The chip vendors (are supposed to) do all of that and produce data sheet variations at different prices. Regular grade will be priced lower than military, automotive, aviation, or space grade.

Since the component vendor has used reliability engineering, the system buyer should not need to test the incoming components. Usually the test equipment is not cheap.

Today the PCB assembly is contracted out. The assembly vendor or systems vendor would test the PCB. That will hopefully uncover soldering problems. The final assembly and testing would likely be contracted out, with testing. Packaging usually would be contracted out.

So you want your audio system equipment maker to choose good quality component vendors.

Japanese, American, Taiwanese, Korean, and German chip makers, foundries, and systems makers have been doing quality and reliability for some time. Where they do a step in another country, they are capable of, and responsible for, managing that quality.
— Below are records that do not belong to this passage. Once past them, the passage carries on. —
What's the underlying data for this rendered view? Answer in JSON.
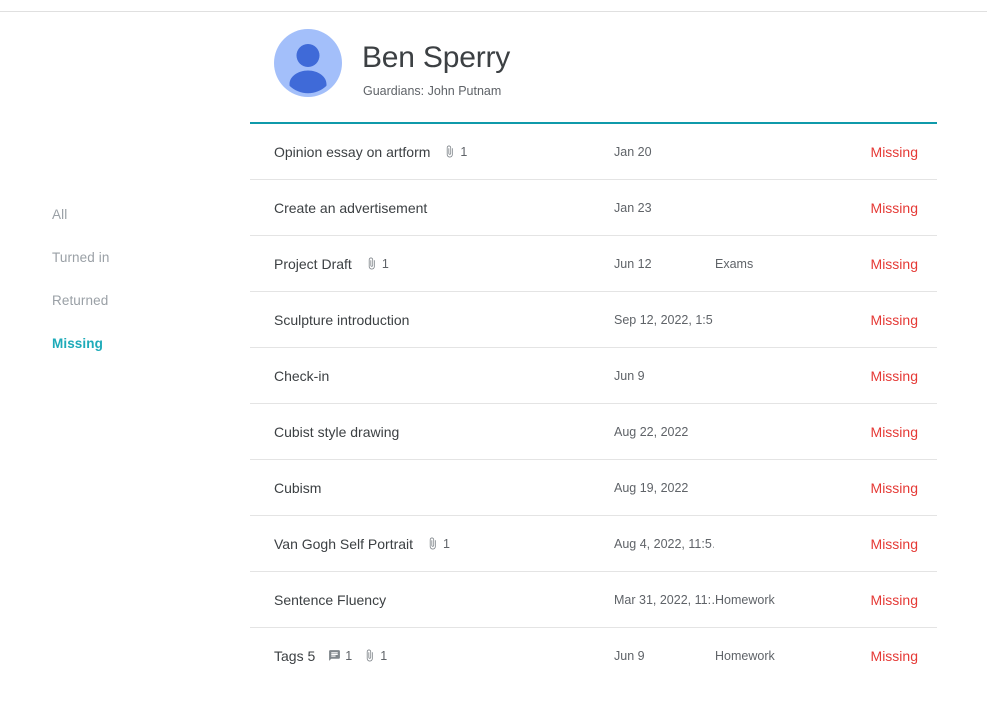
{
  "sidebar": {
    "items": [
      {
        "label": "All",
        "active": false
      },
      {
        "label": "Turned in",
        "active": false
      },
      {
        "label": "Returned",
        "active": false
      },
      {
        "label": "Missing",
        "active": true
      }
    ]
  },
  "header": {
    "student_name": "Ben Sperry",
    "guardians": "Guardians: John Putnam",
    "avatar_icon": "person-avatar-icon",
    "avatar_bg_color": "#a3bffa",
    "avatar_fg_color": "#3f6ad8",
    "divider_color": "#0f9aaa"
  },
  "colors": {
    "accent_teal": "#1eabb9",
    "status_missing": "#e53935",
    "muted_text": "#5f6368",
    "title_text": "#3c4043"
  },
  "assignments": [
    {
      "title": "Opinion essay on artform",
      "comments": null,
      "attachments": "1",
      "date": "Jan 20",
      "category": "",
      "status": "Missing"
    },
    {
      "title": "Create an advertisement",
      "comments": null,
      "attachments": null,
      "date": "Jan 23",
      "category": "",
      "status": "Missing"
    },
    {
      "title": "Project Draft",
      "comments": null,
      "attachments": "1",
      "date": "Jun 12",
      "category": "Exams",
      "status": "Missing"
    },
    {
      "title": "Sculpture introduction",
      "comments": null,
      "attachments": null,
      "date": "Sep 12, 2022, 1:5…",
      "category": "",
      "status": "Missing"
    },
    {
      "title": "Check-in",
      "comments": null,
      "attachments": null,
      "date": "Jun 9",
      "category": "",
      "status": "Missing"
    },
    {
      "title": "Cubist style drawing",
      "comments": null,
      "attachments": null,
      "date": "Aug 22, 2022",
      "category": "",
      "status": "Missing"
    },
    {
      "title": "Cubism",
      "comments": null,
      "attachments": null,
      "date": "Aug 19, 2022",
      "category": "",
      "status": "Missing"
    },
    {
      "title": "Van Gogh Self Portrait",
      "comments": null,
      "attachments": "1",
      "date": "Aug 4, 2022, 11:5…",
      "category": "",
      "status": "Missing"
    },
    {
      "title": "Sentence Fluency",
      "comments": null,
      "attachments": null,
      "date": "Mar 31, 2022, 11:…",
      "category": "Homework",
      "status": "Missing"
    },
    {
      "title": "Tags 5",
      "comments": "1",
      "attachments": "1",
      "date": "Jun 9",
      "category": "Homework",
      "status": "Missing"
    }
  ]
}
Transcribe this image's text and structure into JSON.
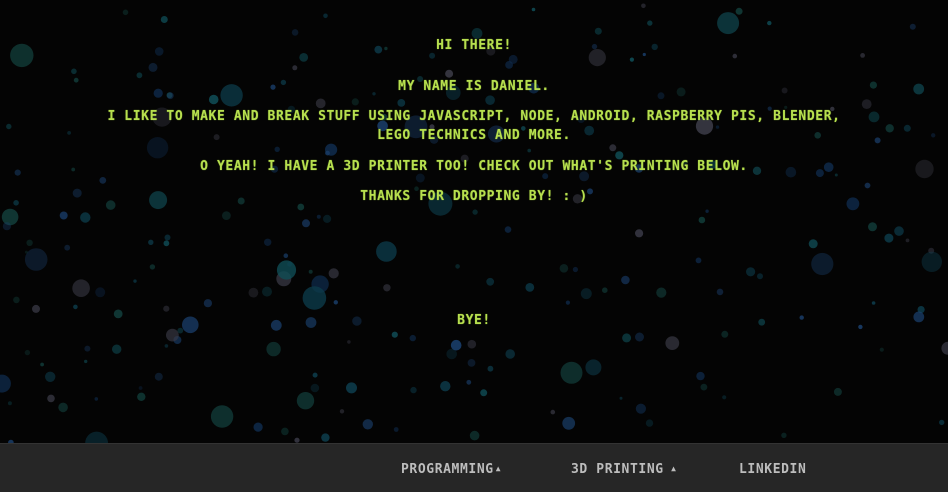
{
  "intro": {
    "greeting": "HI THERE!",
    "name": "MY NAME IS DANIEL.",
    "likes_line1": "I LIKE TO MAKE AND BREAK STUFF USING JAVASCRIPT, NODE, ANDROID, RASPBERRY PIS, BLENDER,",
    "likes_line2": "LEGO TECHNICS AND MORE.",
    "printer": "O YEAH! I HAVE A 3D PRINTER TOO! CHECK OUT WHAT'S PRINTING BELOW.",
    "thanks": "THANKS FOR DROPPING BY! : )",
    "bye": "BYE!"
  },
  "nav": {
    "programming": "PROGRAMMING",
    "printing": "3D PRINTING",
    "linkedin": "LINKEDIN",
    "caret_icon": "caret-up-icon"
  },
  "colors": {
    "text": "#b7df4f",
    "background": "#040404",
    "footer": "#262626",
    "bubble_palette": [
      "#0f2a4a",
      "#0d3b4a",
      "#123d3a",
      "#3a3a46",
      "#1a3e6a",
      "#104c55"
    ]
  }
}
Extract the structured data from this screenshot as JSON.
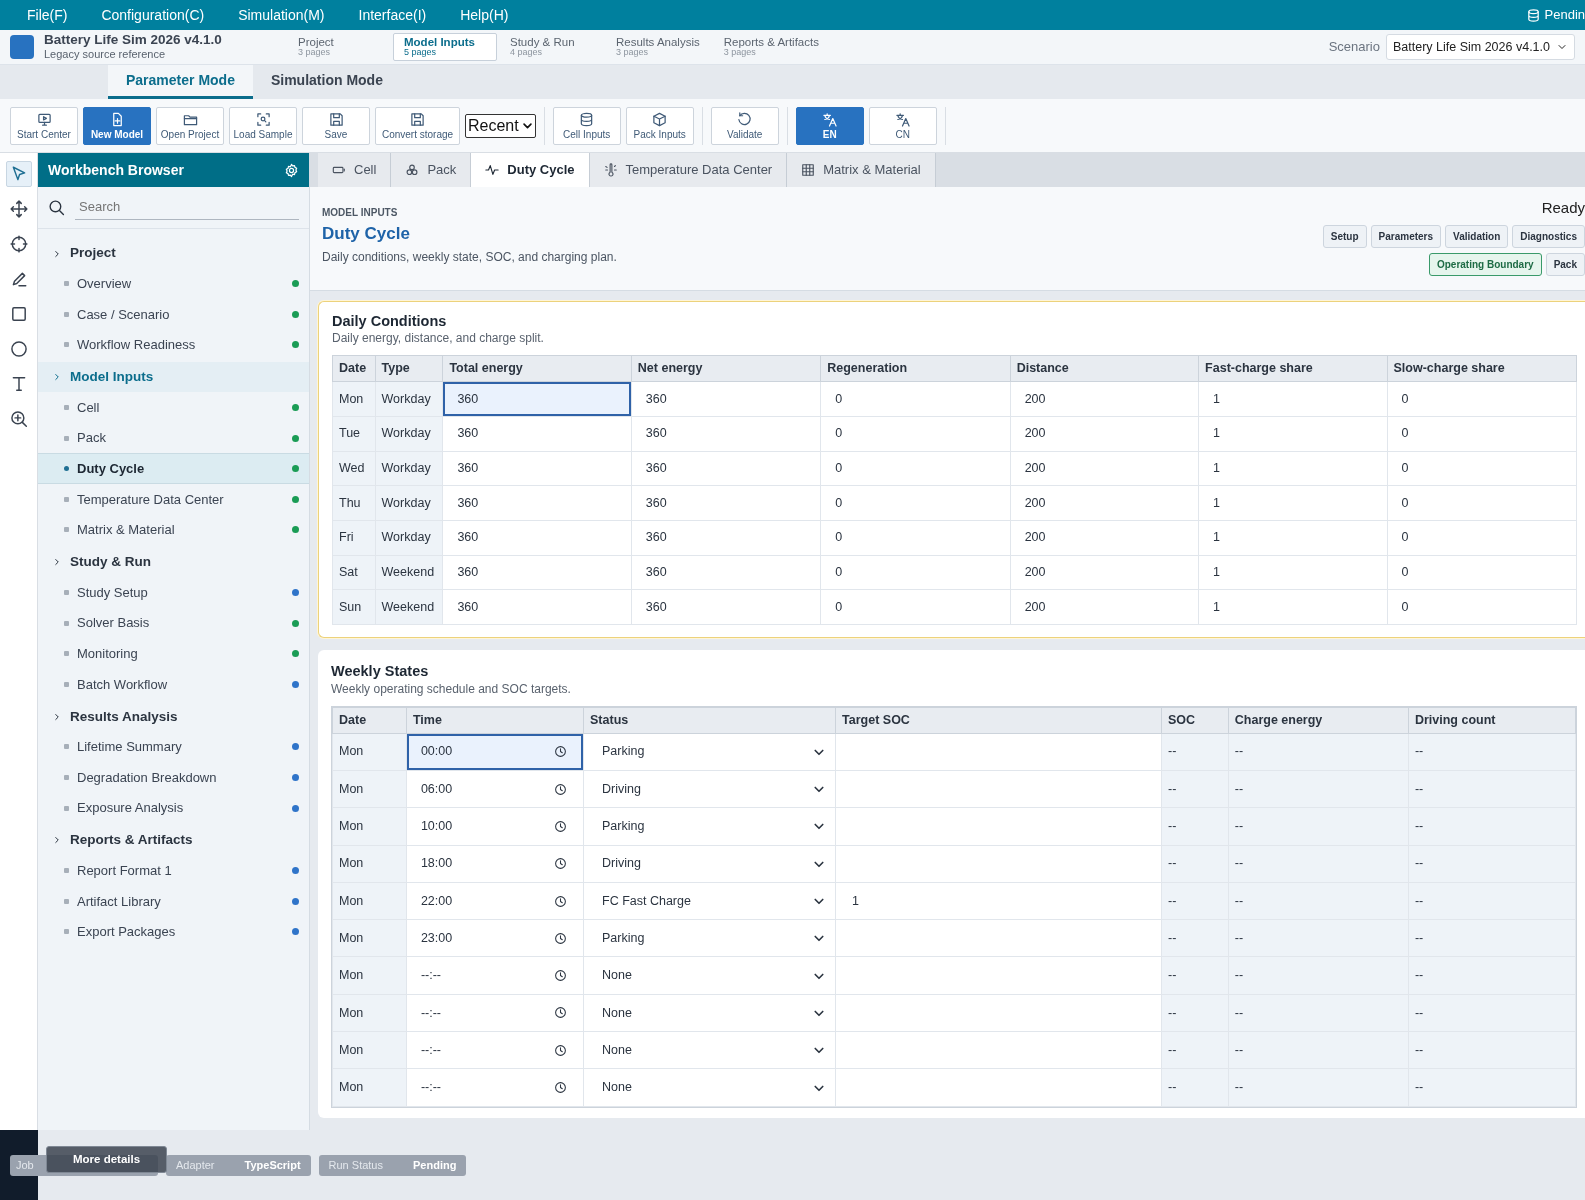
{
  "menu": [
    "File(F)",
    "Configuration(C)",
    "Simulation(M)",
    "Interface(I)",
    "Help(H)"
  ],
  "connection": "Pendin",
  "app": {
    "title": "Battery Life Sim 2026 v4.1.0",
    "subtitle": "Legacy source reference"
  },
  "sections": [
    {
      "label": "Project",
      "pages": "3 pages",
      "selected": false
    },
    {
      "label": "Model Inputs",
      "pages": "5 pages",
      "selected": true
    },
    {
      "label": "Study & Run",
      "pages": "4 pages",
      "selected": false
    },
    {
      "label": "Results Analysis",
      "pages": "3 pages",
      "selected": false
    },
    {
      "label": "Reports & Artifacts",
      "pages": "3 pages",
      "selected": false
    }
  ],
  "scenario": {
    "label": "Scenario",
    "value": "Battery Life Sim 2026 v4.1.0"
  },
  "modes": [
    {
      "label": "Parameter Mode",
      "selected": true
    },
    {
      "label": "Simulation Mode",
      "selected": false
    }
  ],
  "toolbar": [
    {
      "items": [
        {
          "kind": "button",
          "label": "Start Center",
          "selected": false
        },
        {
          "kind": "button",
          "label": "New Model",
          "selected": true
        },
        {
          "kind": "button",
          "label": "Open Project",
          "selected": false
        },
        {
          "kind": "button",
          "label": "Load Sample",
          "selected": false
        },
        {
          "kind": "button",
          "label": "Save",
          "selected": false
        },
        {
          "kind": "button",
          "label": "Convert storage",
          "selected": false
        },
        {
          "kind": "select",
          "label": "Recent"
        }
      ]
    },
    {
      "items": [
        {
          "kind": "button",
          "label": "Cell Inputs",
          "selected": false
        },
        {
          "kind": "button",
          "label": "Pack Inputs",
          "selected": false
        }
      ]
    },
    {
      "items": [
        {
          "kind": "button",
          "label": "Validate",
          "selected": false
        }
      ]
    },
    {
      "items": [
        {
          "kind": "button",
          "label": "EN",
          "selected": true
        },
        {
          "kind": "button",
          "label": "CN",
          "selected": false
        }
      ]
    }
  ],
  "tools": [
    {
      "selected": true
    },
    {
      "selected": false
    },
    {
      "selected": false
    },
    {
      "selected": false
    },
    {
      "selected": false
    },
    {
      "selected": false
    },
    {
      "selected": false
    },
    {
      "selected": false
    }
  ],
  "sidebar": {
    "title": "Workbench Browser",
    "search_placeholder": "Search",
    "groups": [
      {
        "label": "Project",
        "selected": false,
        "children": [
          {
            "label": "Overview",
            "selected": false,
            "color": "#1a9c55"
          },
          {
            "label": "Case / Scenario",
            "selected": false,
            "color": "#1a9c55"
          },
          {
            "label": "Workflow Readiness",
            "selected": false,
            "color": "#1a9c55"
          }
        ]
      },
      {
        "label": "Model Inputs",
        "selected": true,
        "children": [
          {
            "label": "Cell",
            "selected": false,
            "color": "#1a9c55"
          },
          {
            "label": "Pack",
            "selected": false,
            "color": "#1a9c55"
          },
          {
            "label": "Duty Cycle",
            "selected": true,
            "color": "#1a9c55"
          },
          {
            "label": "Temperature Data Center",
            "selected": false,
            "color": "#1a9c55"
          },
          {
            "label": "Matrix & Material",
            "selected": false,
            "color": "#1a9c55"
          }
        ]
      },
      {
        "label": "Study & Run",
        "selected": false,
        "children": [
          {
            "label": "Study Setup",
            "selected": false,
            "color": "#2f74c9"
          },
          {
            "label": "Solver Basis",
            "selected": false,
            "color": "#1a9c55"
          },
          {
            "label": "Monitoring",
            "selected": false,
            "color": "#1a9c55"
          },
          {
            "label": "Batch Workflow",
            "selected": false,
            "color": "#2f74c9"
          }
        ]
      },
      {
        "label": "Results Analysis",
        "selected": false,
        "children": [
          {
            "label": "Lifetime Summary",
            "selected": false,
            "color": "#2f74c9"
          },
          {
            "label": "Degradation Breakdown",
            "selected": false,
            "color": "#2f74c9"
          },
          {
            "label": "Exposure Analysis",
            "selected": false,
            "color": "#2f74c9"
          }
        ]
      },
      {
        "label": "Reports & Artifacts",
        "selected": false,
        "children": [
          {
            "label": "Report Format 1",
            "selected": false,
            "color": "#2f74c9"
          },
          {
            "label": "Artifact Library",
            "selected": false,
            "color": "#2f74c9"
          },
          {
            "label": "Export Packages",
            "selected": false,
            "color": "#2f74c9"
          }
        ]
      }
    ]
  },
  "tabs": [
    {
      "label": "Cell",
      "selected": false
    },
    {
      "label": "Pack",
      "selected": false
    },
    {
      "label": "Duty Cycle",
      "selected": true
    },
    {
      "label": "Temperature Data Center",
      "selected": false
    },
    {
      "label": "Matrix & Material",
      "selected": false
    }
  ],
  "page": {
    "eyebrow": "MODEL INPUTS",
    "title": "Duty Cycle",
    "description": "Daily conditions, weekly state, SOC, and charging plan.",
    "status": "Ready",
    "chips": [
      "Setup",
      "Parameters",
      "Validation",
      "Diagnostics"
    ],
    "filters": [
      {
        "label": "Operating Boundary",
        "selected": true
      },
      {
        "label": "Pack",
        "selected": false
      }
    ]
  },
  "daily": {
    "title": "Daily Conditions",
    "subtitle": "Daily energy, distance, and charge split.",
    "columns": [
      "Date",
      "Type",
      "Total energy",
      "Net energy",
      "Regeneration",
      "Distance",
      "Fast-charge share",
      "Slow-charge share"
    ],
    "rows": [
      {
        "selected": true,
        "cells": [
          "Mon",
          "Workday",
          "360",
          "360",
          "0",
          "200",
          "1",
          "0"
        ]
      },
      {
        "selected": false,
        "cells": [
          "Tue",
          "Workday",
          "360",
          "360",
          "0",
          "200",
          "1",
          "0"
        ]
      },
      {
        "selected": false,
        "cells": [
          "Wed",
          "Workday",
          "360",
          "360",
          "0",
          "200",
          "1",
          "0"
        ]
      },
      {
        "selected": false,
        "cells": [
          "Thu",
          "Workday",
          "360",
          "360",
          "0",
          "200",
          "1",
          "0"
        ]
      },
      {
        "selected": false,
        "cells": [
          "Fri",
          "Workday",
          "360",
          "360",
          "0",
          "200",
          "1",
          "0"
        ]
      },
      {
        "selected": false,
        "cells": [
          "Sat",
          "Weekend",
          "360",
          "360",
          "0",
          "200",
          "1",
          "0"
        ]
      },
      {
        "selected": false,
        "cells": [
          "Sun",
          "Weekend",
          "360",
          "360",
          "0",
          "200",
          "1",
          "0"
        ]
      }
    ]
  },
  "weekly": {
    "title": "Weekly States",
    "subtitle": "Weekly operating schedule and SOC targets.",
    "columns": [
      "Date",
      "Time",
      "Status",
      "Target SOC",
      "SOC",
      "Charge energy",
      "Driving count"
    ],
    "rows": [
      {
        "selected": true,
        "date": "Mon",
        "time": "00:00",
        "status": "Parking",
        "soc": "--",
        "charge_energy": "--",
        "driving_count": "--"
      },
      {
        "selected": false,
        "date": "Mon",
        "time": "06:00",
        "status": "Driving",
        "soc": "--",
        "charge_energy": "--",
        "driving_count": "--"
      },
      {
        "selected": false,
        "date": "Mon",
        "time": "10:00",
        "status": "Parking",
        "soc": "--",
        "charge_energy": "--",
        "driving_count": "--"
      },
      {
        "selected": false,
        "date": "Mon",
        "time": "18:00",
        "status": "Driving",
        "soc": "--",
        "charge_energy": "--",
        "driving_count": "--"
      },
      {
        "selected": false,
        "date": "Mon",
        "time": "22:00",
        "status": "FC Fast Charge",
        "target_soc": "1",
        "soc": "--",
        "charge_energy": "--",
        "driving_count": "--"
      },
      {
        "selected": false,
        "date": "Mon",
        "time": "23:00",
        "status": "Parking",
        "soc": "--",
        "charge_energy": "--",
        "driving_count": "--"
      },
      {
        "selected": false,
        "date": "Mon",
        "time": "--:--",
        "status": "None",
        "soc": "--",
        "charge_energy": "--",
        "driving_count": "--"
      },
      {
        "selected": false,
        "date": "Mon",
        "time": "--:--",
        "status": "None",
        "soc": "--",
        "charge_energy": "--",
        "driving_count": "--"
      },
      {
        "selected": false,
        "date": "Mon",
        "time": "--:--",
        "status": "None",
        "soc": "--",
        "charge_energy": "--",
        "driving_count": "--"
      },
      {
        "selected": false,
        "date": "Mon",
        "time": "--:--",
        "status": "None",
        "soc": "--",
        "charge_energy": "--",
        "driving_count": "--"
      }
    ]
  },
  "footer": {
    "pills": [
      {
        "label": "Job"
      },
      {
        "label": "Adapter",
        "value": "TypeScript"
      },
      {
        "label": "Run Status",
        "value": "Pending"
      }
    ],
    "tooltip": "More details"
  }
}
There are many chip failure modes: material impurities/contamination, chip layer defects, electromigration - where the current flow moves metal atoms creating a narrow spot - accelerating to an open circuit, moisture getting to the chip and corroding it, inadequate heat removal through the package, bonding opens and shorts, design flaws resulting in inadequate electrical margins, and more.

A favorite, that a friend of mine discovered, is radioisotopes in the packaging emitting alpha particles which cause bit changes in some memory circuits. That problem was solved; you wouldn't encounter it in audio gear.

Different capacitor technologies have different failure modes. So it is common when restoring old audio equipment to replace capacitors with better specified current day capacitors.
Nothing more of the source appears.